District 4 Councilwoman Libby Schaaf invited Rice and Lee to come and speak to residents because she believes residents can learn from the experiences and lessons of Los Angeles.

That city reduced violent crime by 81 percent and property crime by 68.5 percent while emerging from a consent decree similar to Oakland's.

The presentation was followed by a discussion with panelists including police Chief Sean Whent; state Sen. Loni Hancock, chair of the state Senate's Public Safety Committee; and David Muhammed, CEO of Solutions Inc., a consulting firm focusing on juvenile and criminal justice issues, and the former chief probation officer of the Alameda County.

Rice and Lee's organization, the Advancement Project, a multiracial civil rights organization, was credited with helping to change the culture of the Los Angeles Police Department and transforming it into an effective community policing organization.

Reform centered around Watts, a neighborhood dotted with public housing projects and home to many of the city's low-income residents, minorities, and gangs.

"We were a mess, a real mess," Rice said. "The black community was at war with LAPD, and I mean war.

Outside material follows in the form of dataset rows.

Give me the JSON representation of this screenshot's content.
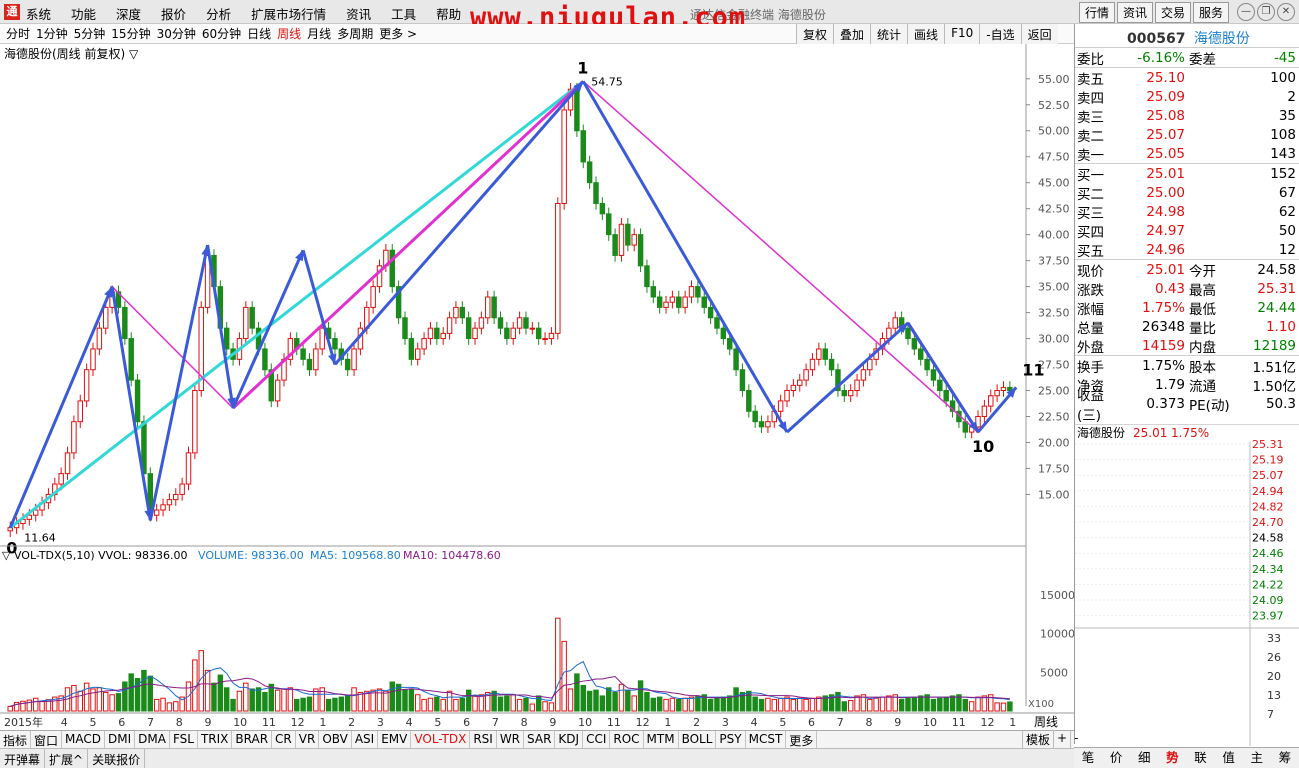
{
  "menu": [
    "系统",
    "功能",
    "深度",
    "报价",
    "分析",
    "扩展市场行情",
    "资讯",
    "工具",
    "帮助"
  ],
  "watermark": "www.niugulan.com",
  "window_title": "通达信金融终端 海德股份",
  "right_buttons": [
    "行情",
    "资讯",
    "交易",
    "服务"
  ],
  "periods": [
    "分时",
    "1分钟",
    "5分钟",
    "15分钟",
    "30分钟",
    "60分钟",
    "日线",
    "周线",
    "月线",
    "多周期",
    "更多 >"
  ],
  "active_period": "周线",
  "tools": [
    "复权",
    "叠加",
    "统计",
    "画线",
    "F10",
    "-自选",
    "返回"
  ],
  "chart_title": "海德股份(周线 前复权) ▽",
  "vol_title": "▽ VOL-TDX(5,10)  VVOL: 98336.00",
  "vol_label": "VOLUME: 98336.00",
  "ma5_label": "MA5: 109568.80",
  "ma10_label": "MA10: 104478.60",
  "price_ticks": [
    "55.00",
    "52.50",
    "50.00",
    "47.50",
    "45.00",
    "42.50",
    "40.00",
    "37.50",
    "35.00",
    "32.50",
    "30.00",
    "27.50",
    "25.00",
    "22.50",
    "20.00",
    "17.50",
    "15.00"
  ],
  "vol_ticks": [
    "15000",
    "10000",
    "5000"
  ],
  "vol_unit": "X100",
  "x_axis": [
    "2015年",
    "4",
    "5",
    "6",
    "7",
    "8",
    "9",
    "10",
    "11",
    "12",
    "1",
    "2",
    "3",
    "4",
    "5",
    "6",
    "7",
    "8",
    "9",
    "10",
    "11",
    "12",
    "1",
    "2",
    "3",
    "4",
    "5",
    "6",
    "7",
    "8",
    "9",
    "10",
    "11",
    "12",
    "1"
  ],
  "period_label": "周线",
  "wave_labels": {
    "w0": "0",
    "w1": "1",
    "w10": "10",
    "w11": "11",
    "high": "54.75",
    "low": "11.64"
  },
  "quote": {
    "code": "000567",
    "name": "海德股份",
    "weibi_label": "委比",
    "weibi": "-6.16%",
    "weicha_label": "委差",
    "weicha": "-45",
    "sells": [
      {
        "l": "卖五",
        "p": "25.10",
        "v": "100"
      },
      {
        "l": "卖四",
        "p": "25.09",
        "v": "2"
      },
      {
        "l": "卖三",
        "p": "25.08",
        "v": "35"
      },
      {
        "l": "卖二",
        "p": "25.07",
        "v": "108"
      },
      {
        "l": "卖一",
        "p": "25.05",
        "v": "143"
      }
    ],
    "buys": [
      {
        "l": "买一",
        "p": "25.01",
        "v": "152"
      },
      {
        "l": "买二",
        "p": "25.00",
        "v": "67"
      },
      {
        "l": "买三",
        "p": "24.98",
        "v": "62"
      },
      {
        "l": "买四",
        "p": "24.97",
        "v": "50"
      },
      {
        "l": "买五",
        "p": "24.96",
        "v": "12"
      }
    ],
    "stats": [
      {
        "l": "现价",
        "v": "25.01",
        "c": "red",
        "l2": "今开",
        "v2": "24.58",
        "c2": "k"
      },
      {
        "l": "涨跌",
        "v": "0.43",
        "c": "red",
        "l2": "最高",
        "v2": "25.31",
        "c2": "red"
      },
      {
        "l": "涨幅",
        "v": "1.75%",
        "c": "red",
        "l2": "最低",
        "v2": "24.44",
        "c2": "green"
      },
      {
        "l": "总量",
        "v": "26348",
        "c": "k",
        "l2": "量比",
        "v2": "1.10",
        "c2": "red"
      },
      {
        "l": "外盘",
        "v": "14159",
        "c": "red",
        "l2": "内盘",
        "v2": "12189",
        "c2": "green"
      }
    ],
    "stats2": [
      {
        "l": "换手",
        "v": "1.75%",
        "c": "k",
        "l2": "股本",
        "v2": "1.51亿",
        "c2": "k"
      },
      {
        "l": "净资",
        "v": "1.79",
        "c": "k",
        "l2": "流通",
        "v2": "1.50亿",
        "c2": "k"
      },
      {
        "l": "收益(三)",
        "v": "0.373",
        "c": "k",
        "l2": "PE(动)",
        "v2": "50.3",
        "c2": "k"
      }
    ],
    "mini_title": "海德股份",
    "mini_price": "25.01",
    "mini_pct": "1.75%",
    "mini_ticks": [
      "25.31",
      "25.19",
      "25.07",
      "24.94",
      "24.82",
      "24.70",
      "24.58",
      "24.46",
      "24.34",
      "24.22",
      "24.09",
      "23.97"
    ],
    "mini_vol_ticks": [
      "33",
      "26",
      "20",
      "13",
      "7"
    ]
  },
  "bottom_tabs": [
    "笔",
    "价",
    "细",
    "势",
    "联",
    "值",
    "主",
    "筹"
  ],
  "active_bottom_tab": "势",
  "indicators": [
    "指标",
    "窗口",
    "MACD",
    "DMI",
    "DMA",
    "FSL",
    "TRIX",
    "BRAR",
    "CR",
    "VR",
    "OBV",
    "ASI",
    "EMV",
    "VOL-TDX",
    "RSI",
    "WR",
    "SAR",
    "KDJ",
    "CCI",
    "ROC",
    "MTM",
    "BOLL",
    "PSY",
    "MCST",
    "更多"
  ],
  "active_indicator": "VOL-TDX",
  "side_tabs": [
    "模板",
    "+",
    "-"
  ],
  "status": [
    "开弹幕",
    "扩展^",
    "关联报价"
  ],
  "chart_data": {
    "type": "candlestick",
    "title": "海德股份(周线 前复权)",
    "ylim": [
      11,
      57
    ],
    "y_ticks": [
      15,
      17.5,
      20,
      22.5,
      25,
      27.5,
      30,
      32.5,
      35,
      37.5,
      40,
      42.5,
      45,
      47.5,
      50,
      52.5,
      55
    ],
    "wave_points": [
      {
        "label": "0",
        "value": 11.64
      },
      {
        "label": "1",
        "value": 54.75
      },
      {
        "label": "10",
        "value": 21
      },
      {
        "label": "11",
        "value": 25.3
      }
    ],
    "closes": [
      11.8,
      12.2,
      12.6,
      13,
      13.5,
      14.2,
      15,
      16,
      17,
      19,
      22,
      24,
      27,
      29,
      31,
      33,
      34.5,
      33,
      30,
      26,
      22,
      17,
      13,
      13.5,
      14,
      14.5,
      15,
      16,
      19,
      25,
      33,
      38,
      35,
      31,
      29,
      28,
      30,
      33,
      31,
      29,
      27,
      24,
      26,
      28,
      30,
      29,
      28,
      27,
      29,
      31,
      30,
      29,
      28,
      27,
      29,
      31,
      33,
      35,
      37,
      38.5,
      35,
      32,
      30,
      28,
      29,
      30,
      31,
      30,
      30.5,
      32,
      33,
      32,
      30,
      31,
      32,
      34,
      32,
      31,
      30,
      31,
      32,
      31,
      31,
      30,
      30,
      30.5,
      43,
      52,
      54,
      50,
      47,
      45,
      43,
      42,
      40,
      38,
      41,
      39,
      40,
      37,
      35,
      34,
      33,
      33.5,
      34,
      33,
      34,
      35,
      34,
      33,
      32,
      31,
      30,
      29,
      27,
      25,
      23,
      22,
      21.5,
      22,
      23,
      24,
      25,
      25.5,
      26,
      27,
      28,
      29,
      28,
      27,
      25,
      24.5,
      25,
      26,
      27,
      28,
      29,
      30,
      31,
      32,
      31,
      30,
      29,
      28,
      27,
      26,
      25,
      24,
      23,
      22,
      21,
      21.5,
      22.5,
      23.5,
      24.5,
      25,
      25.3,
      25
    ],
    "volume": {
      "series": [
        {
          "name": "VOLUME"
        },
        {
          "name": "MA5"
        },
        {
          "name": "MA10"
        }
      ],
      "latest": {
        "VOLUME": 98336,
        "MA5": 109568.8,
        "MA10": 104478.6
      }
    }
  }
}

People lay in wait to shoot police. The community hated LAPD. LAPD treated African-Americans with open contempt. They were rude.

"People lived in a reign of terror. This can't be right. This can't be allowed to continue. Kids couldn't walk to school safely. It's not right," Rice said, in a video explaining the project, shown to the audience.

Rice, a civil rights litigator, had spent years suing the LAPD, until William Bratton became the police chief in 2002. Bratton was willing to talk, so Rice stopped suing the department and began discussing the problems that plagued the department and the city.

The suppression strategies to quell violence clearly weren't working, Lee said. The project's approach was to target the structural problems of violence with health and social services that were easily accessible to the community that needed them, minimizing red tape.

The culture of LAPD was also overhauled. A special unit for Watts was created, training officers in community policing tactics, building a trusting relationship with the community. The police arrested only those that committed violent crimes and predatory crimes, Rice said. The police reached out to the elders in the community and aided in cleaning up drug-infested and litter-strewn streets.

"Oakland solutions have to be Oakland-based. What worked in L.A. won't necessarily work here," Lee said.

But the good news is that Oakland already has a lot of services in place.

"We target hot people and hot places and offer services and support and opportunities. We have a lot of good work going on, but we have a problem with coordination," Muhammed said.

"I came away with new hope today," said John Simmons, a Montclair resident. "When are we going to stop putting money in (attorney) John Burris' account? We have all the parts here; we just have to put them in the right order."

As for changing the culture of the police department, "We have had a lot of changes in direction and don't see things through. OPD historically hasn't believed that the community was part of the solution that we now do," Whent said.

"We will have a very significant turnover in the force. If we hire carefully, we will have an opportunity for change."

The final ingredient is political will.

"Please understand," Rice said. "We had the perfect storm. The political will was forced. You will have to create your own momentum together and keep it going long enough to make change. You need to find three politicians that will not let this die. If you can get neighborhoods to care about the neighborhoods you don't want to live in, you will get somewhere."

"You all know that the winds of change are upon this city in a way that we haven't seen in years," District 3 Councilmember Lynette McElhaney said. "We have had a massive turnover on (the City) Council. We are not bound by practices of the past and can learn from the practices of others.

"We are putting our arms around something painful. There are far too many people crying. This is the last piece we need to make Oakland perfection."

Schaaf said: "Part of reducing crime is building trust in the communities that have crime. That's the L.A. story. The same work can result in reducing crime here. That's what I want for Oakland."